Zurück

Doppelsieg beim Regionalwettbewerb „Jugend debattiert“

  10.02.2026

Erneut war die Herzog-Ernst-Schule Austragungsort des Regionalwettbewerbs von „Jugend debattiert“.

Schülerinnen und Schüler mehrerer Schulen aus der Region Westthüringen kamen zusammen, um aktuelle gesellschaftliche Fragestellungen sachlich, fair und überzeugend zu diskutieren. Beteiligt waren neben der Kooperative Gesamtschule „Herzog Ernst“ auch die Salzmannschule Schnepfenthal sowie das Berufsschulzentrum Gotha-West.

Im Mittelpunkt standen anspruchsvolle und lebensnahe Debattenthemen. In der Altersklasse I setzten sich die Teilnehmenden mit der Frage auseinander, ob für Privatgärten eine insektenfreundliche Gestaltung vorgeschrieben werden soll. In der Rückrunde wurde zudem kontrovers diskutiert, ob Anwendungen mit Künstlicher Intelligenz als Hilfsmittel bei schriftlichen Prüfungen in der Oberstufe zugelassen werden sollten.
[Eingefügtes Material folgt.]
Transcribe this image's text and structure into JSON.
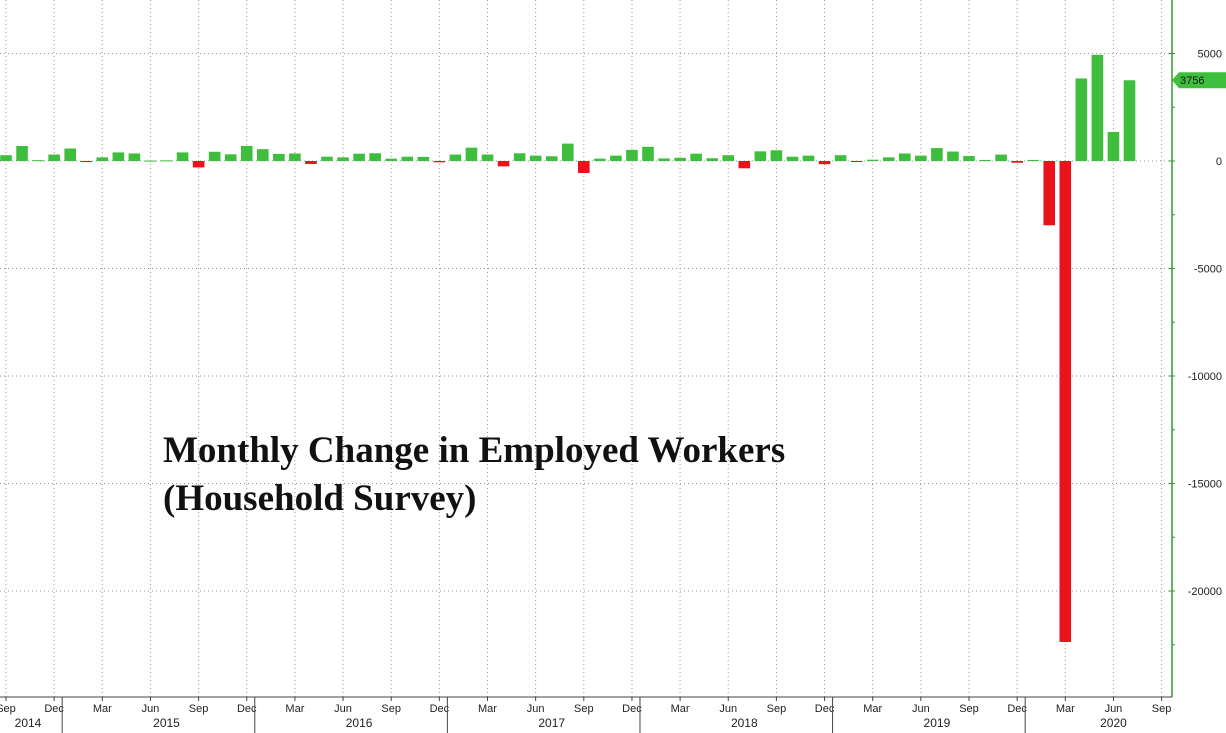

Die Altersklasse II debattierte zunächst, ob „Kaufe jetzt, zahle später“-Bezahlmodelle bei Online-Käufen verboten werden sollten, bevor in der Rückrunde die Frage im Raum stand, ob eine Kontaktgebühr für Arztbesuche erhoben werden soll.

Besonders erfolgreich verlief der Wettbewerb für die KGS „Herzog Ernst“. In der Altersklasse I konnte sich Romy Schröder gegen starke Konkurrenz durchsetzen und qualifizierte sich souverän für den Landesausscheid. In der Altersklasse II überzeugte Kimberly Brübach die Jury mit klarer Argumentationsstruktur, Sachkenntnis und ausgeprägter Gesprächsfähigkeit.

Dieser Doppelsieg ist in der Geschichte der Teilnahme der KGS „Herzog Ernst“ am Wettbewerb „Jugend debattiert“ bislang einmalig und unterstreicht eindrucksvoll die kontinuierliche und erfolgreiche Förderung von politischer Bildung an der Schule.

Die Schulgemeinschaft gratuliert beiden Siegerinnen herzlich und wünscht Romy Schröder und Kimberly Brübach viel Erfolg beim Landesausscheid. Gleichzeitig gilt allen beteiligten Schülerinnen und Schülern, Jurorinnen und Juroren ein großer Dank für einen gelungenen Regionalwettbewerb.